Monday, 27 May 2013

Saying goodbye

Being English, we don’t talk about death. We moan about getting old, about aching and forgetting things, about going to work and wishing for retirement, but we never discuss the alternative. We just pretend that it will all go on for ever. And we always think there’ll be more time. Time to spend with friends and family, time to laugh and cry, time to find out a little bit more about that man you never knew well, but who always made you smile.

Except that sometimes there isn't more time, and it’s only when it’s too late that you find out that a man you admired, is really called Keith and not Dobbin; that he liked steam trains and fishing; loved holidays in Scotland, and that he once dressed up as a woman to play in goal for a ladies’ football team.

And then you learn something more. You begin to see that sometimes it’s possible to do so much more than work and sleep and pass a life away. That it is possible to live a life that builds meaning around family and home; that counts laughter and friendship as more important than money; that brings out a whole village.

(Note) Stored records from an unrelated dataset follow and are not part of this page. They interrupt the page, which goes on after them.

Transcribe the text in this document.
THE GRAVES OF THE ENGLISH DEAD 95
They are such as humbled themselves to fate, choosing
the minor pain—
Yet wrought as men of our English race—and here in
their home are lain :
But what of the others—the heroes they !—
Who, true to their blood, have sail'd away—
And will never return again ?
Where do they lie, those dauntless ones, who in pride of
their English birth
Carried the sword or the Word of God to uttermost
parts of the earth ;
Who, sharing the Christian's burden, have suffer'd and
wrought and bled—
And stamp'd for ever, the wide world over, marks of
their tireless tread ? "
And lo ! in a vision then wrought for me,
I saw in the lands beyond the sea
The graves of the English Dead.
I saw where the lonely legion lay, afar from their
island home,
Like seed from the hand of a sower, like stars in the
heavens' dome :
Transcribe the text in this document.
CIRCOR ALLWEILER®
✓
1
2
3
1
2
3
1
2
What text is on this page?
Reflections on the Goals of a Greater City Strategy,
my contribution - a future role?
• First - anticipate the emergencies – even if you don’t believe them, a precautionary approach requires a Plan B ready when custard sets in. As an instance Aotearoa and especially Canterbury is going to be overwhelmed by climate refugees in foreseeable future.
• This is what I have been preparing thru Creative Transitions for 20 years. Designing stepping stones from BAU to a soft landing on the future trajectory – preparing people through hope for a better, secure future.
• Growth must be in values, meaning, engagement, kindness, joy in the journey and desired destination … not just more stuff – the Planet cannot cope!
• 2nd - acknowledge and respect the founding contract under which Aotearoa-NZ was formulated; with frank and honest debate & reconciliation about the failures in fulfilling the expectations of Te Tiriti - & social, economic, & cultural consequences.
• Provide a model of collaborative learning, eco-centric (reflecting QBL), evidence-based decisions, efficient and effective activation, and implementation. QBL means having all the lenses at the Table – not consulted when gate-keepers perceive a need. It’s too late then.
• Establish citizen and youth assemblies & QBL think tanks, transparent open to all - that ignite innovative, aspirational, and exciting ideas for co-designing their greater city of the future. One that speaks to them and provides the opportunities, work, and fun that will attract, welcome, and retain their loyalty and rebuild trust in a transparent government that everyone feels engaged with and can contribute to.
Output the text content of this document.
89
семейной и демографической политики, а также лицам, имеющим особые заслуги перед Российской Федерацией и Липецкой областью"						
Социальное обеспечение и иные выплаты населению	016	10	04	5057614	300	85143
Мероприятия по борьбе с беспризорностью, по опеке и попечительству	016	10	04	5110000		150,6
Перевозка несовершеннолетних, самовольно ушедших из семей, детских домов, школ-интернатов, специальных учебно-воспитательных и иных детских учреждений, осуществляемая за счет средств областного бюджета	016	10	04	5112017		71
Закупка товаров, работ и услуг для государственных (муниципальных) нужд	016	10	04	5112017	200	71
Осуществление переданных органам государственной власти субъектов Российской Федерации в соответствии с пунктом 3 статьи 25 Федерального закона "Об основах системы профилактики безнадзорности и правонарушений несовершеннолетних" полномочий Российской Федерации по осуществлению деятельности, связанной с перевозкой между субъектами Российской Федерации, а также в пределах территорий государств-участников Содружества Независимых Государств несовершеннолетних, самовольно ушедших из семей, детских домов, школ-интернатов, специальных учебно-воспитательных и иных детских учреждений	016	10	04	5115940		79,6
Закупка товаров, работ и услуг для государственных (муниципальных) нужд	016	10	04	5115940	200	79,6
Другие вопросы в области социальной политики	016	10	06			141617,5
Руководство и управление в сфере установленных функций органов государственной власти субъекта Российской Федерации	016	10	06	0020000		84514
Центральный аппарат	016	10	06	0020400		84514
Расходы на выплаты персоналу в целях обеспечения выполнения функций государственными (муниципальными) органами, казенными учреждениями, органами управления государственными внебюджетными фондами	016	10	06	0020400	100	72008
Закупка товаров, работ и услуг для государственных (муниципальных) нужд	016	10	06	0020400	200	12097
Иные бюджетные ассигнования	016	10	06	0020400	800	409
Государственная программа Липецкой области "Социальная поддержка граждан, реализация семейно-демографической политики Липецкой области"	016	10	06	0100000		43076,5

Shoreham is a special place; it draws the best of people into its heart and cherishes them. And when it’s time to let someone go, it does so with dignity and pride; with laughter, tears, and more than a little drunkenness. Shoreham was exactly the right place for Dobbin to live, and, on Friday, as I stood on the bridge over the river and watched 52 blue and white balloons soaring into the sky and floating away down the valley, it was also exactly the right place from which to say goodbye.